Luigi Cappugi, introducendo la discussione, ha risposto alle sollecitazioni di Sacco partendo dalla constatazione che l’evoluzione della teoria economica sembra portare ad un superamento dell’homo oeconomicus. Per Cappugi Sacco ha mostrato chiaramente che la cooperazione, sotto determinate condizioni, è in grado di ottenere performances superiori a quelle di attori razionali non cooperativi. Si recupera così quell’interezza di visuale che era in Smith, ma che poi la scienza economica ha sviluppato unilateralmente, soltanto nel senso del perseguimento dell’interesse personale. Facendo riferimento al teorema di incompletezza di Gödel, Cappugi ha argomentato che il sistema di regole di mercato, anche se in via di ipotesi può essere considerato ben costruito e ben gestito, è inadatto strutturalmente a risolvere tutte le questioni. Le domande che, guardando ai casi concreti, si possono sollevare sono: è prevedibile su basi logiche lo stato di insolvenza di un’azienda? Come sono tutelabili i suoi creditori? Le asimmetrie informative sono un bene o un male? Come considerare i bonds? Qualsiasi sistema di regole porta a dilemmi indecidibili a priori rispetto alle questioni qui elencate. Il rischio è ineliminabile da ogni investimento, eliminare il rischio significa eliminare ciò che fa crescere l’economia, eliminare la logica e anche la giustizia. Certamente le autorities possono far fronte validamente ai dilemmi se poste al di sopra delle regole: la qualità delle decisioni, infatti, non può venire solo dall’applicazione di norme, ma da valori e esperienza. Pena l’ingiustizia, ma anche il danno per la stessa competitività di un sistema.
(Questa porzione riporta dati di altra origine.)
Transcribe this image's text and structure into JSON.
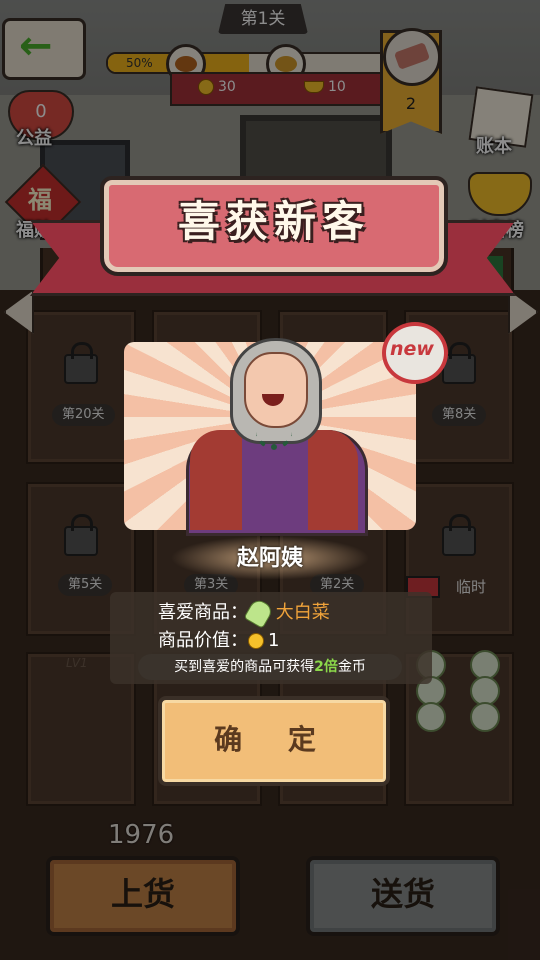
{
  "top": {
    "level_title": "第1关",
    "progress_label": "50%",
    "progress_fraction": 0.5,
    "reward_coins": "30",
    "reward_ingots": "10",
    "badge_count": "2"
  },
  "side": {
    "charity_count": "0",
    "charity_label": "公益",
    "ledger_label": "账本",
    "fortune_char": "福",
    "fortune_label": "福贴",
    "wealth_label": "财富榜"
  },
  "shelf_stands": [
    "150",
    "50"
  ],
  "shelves": {
    "locked_row1": [
      "第20关",
      "第8关"
    ],
    "locked_row2": [
      "第5关",
      "第3关",
      "第2关"
    ],
    "temp_label": "临时",
    "lvl_label": "LV1"
  },
  "popup": {
    "banner_title": "喜获新客",
    "new_badge": "new",
    "customer_name": "赵阿姨",
    "favorite_label": "喜爱商品：",
    "favorite_item": "大白菜",
    "value_label": "商品价值：",
    "value_amount": "1",
    "hint_prefix": "买到喜爱的商品可获得",
    "hint_multiplier": "2倍",
    "hint_suffix": "金币",
    "confirm_label": "确 定"
  },
  "bottom": {
    "money": "1976",
    "stock_label": "上货",
    "deliver_label": "送货"
  }
}
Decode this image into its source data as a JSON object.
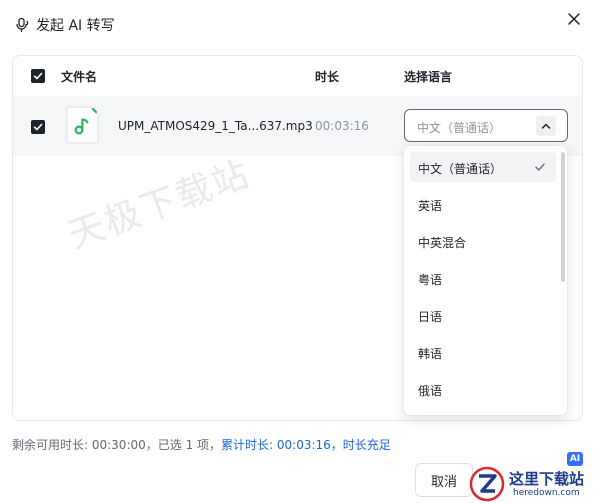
{
  "dialog": {
    "title": "发起 AI 转写",
    "close_icon": "close-icon"
  },
  "table": {
    "headers": {
      "file_name": "文件名",
      "duration": "时长",
      "language": "选择语言"
    },
    "select_all_checked": true,
    "rows": [
      {
        "checked": true,
        "file_icon": "music-file-icon",
        "file_name": "UPM_ATMOS429_1_Ta...637.mp3",
        "duration": "00:03:16",
        "language": "中文（普通话）"
      }
    ]
  },
  "language_dropdown": {
    "open": true,
    "selected_index": 0,
    "options": [
      "中文（普通话）",
      "英语",
      "中英混合",
      "粤语",
      "日语",
      "韩语",
      "俄语"
    ]
  },
  "watermark": "天极下载站",
  "footer": {
    "remaining": "剩余可用时长: 00:30:00，已选 1 项，",
    "cumulative": "累计时长: 00:03:16，时长充足",
    "ai_badge": "AI"
  },
  "buttons": {
    "cancel": "取消"
  },
  "logo": {
    "title": "这里下载站",
    "url": "heredown.com"
  },
  "colors": {
    "accent_blue": "#1a67d4",
    "check_green": "#2fb35f",
    "text_primary": "#1f2329",
    "text_secondary": "#8f959e"
  }
}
Paolo Legrenzi, in una relazione dedicata a Conflitti e consumi, ha presentato acquisizioni della psicologia dei consumi sui conflitti intraindividuali, in particolare sui conflitti post-decisionali. Questi vengono evidenziati in studi di casi da comportamenti che non hanno altra ragione che quella di ridurre la dissonanza post-decisionale. Sia nei comportamenti dell’acquirente che in quelli del venditore sono individuabili molteplici strategie per ridurre tale dissonanza. Una ricerca su tre gruppi di 67 soggetti, presentata nel 1993, in cui si proponeva il problema di prenotare una vacanza ad un determinato prezzo senza sapere se si era superato l’esame di fine quadrimestre, mostra nel comportamento evidentemente antieconomico della scelta per un differimento della prenotazione ad un prezzo più alto l’importanza della riduzione della dissonanza come costo accettabile per chi sceglie. La linea di ricerca su questa particolare tipologia di conflitti può senz’altro arricchire la ricerca sui conflitti socio-cognitivi.
La relazione di Gianni Toniolo, Sulle cause e le conseguenze economiche delle guerre, si è proposta di trattare con distacco oggettivo e senza considerazioni moralistiche il rapporto tra guerra e economia, partendo dal dato osservativo che la guerra è una sorta di stato di natura del genere umano. In situazioni di scarsità la guerra era quell’investimento che consentiva di accrescere la propria ricchezza o di difenderla dalle aggressioni altrui. Si poteva pensare che con il passaggio epocale della rivoluzione industriale questo tipo di investimento declinasse, di questo, oltre Kant, erano convinti anche Marx e Cobden, tra gli altri, e in effetti rispetto ai precedenti il secolo XIX si può considerare come relativamente pacifico. Ma il XX secolo, il secolo della massima espansione dell’economia mondiale, è stato anche quello delle guerre più distruttive. Si tratta di spiegare questo paradosso. Guardando agli studi di Kuznets una risposta possibile è che in uno sviluppo economico disomogeneo sul piano temporale la ricerca del livellamento, cioè del recupero degli svantaggi iniziali, può essere una spinta alla guerra. La storiografia sul colonialismo è ormai concorde sul fatto che l’economia dei paesi colonizzatori non ha beneficiato particolarmente dell’espansione coloniale. Se si guarda alle guerre del XX secolo, gli effetti economici sono stati ugualmente negativi, con l’eccezione degli Stati Uniti. L’impatto economico delle guerre dipende poi molto dalla sistemazione post-bellica. La politica delle riparazioni e l’assetto territoriale ed economico successivo alla prima guerra mondiale, se capiti nei loro aspetti profondamente sbagliati, avrebbero consentito una diversa gestione del periodo successivo alla fine della guerra fredda. Dalle sue analisi Toniolo ha infine tratto alcune conclusioni: noi non possediamo una teoria della guerra; nelle economie di mercato le maggioranze sono contrarie alla guerra, ma vi sono gruppi che ne traggono vantaggio e sono in grado di influenzare i governi. Più che lo sviluppo economico è perciò la democrazia che può costituire un antidoto alla guerra, perché l’esperienza ci dice che fra di loro le democrazie non si fanno guerra.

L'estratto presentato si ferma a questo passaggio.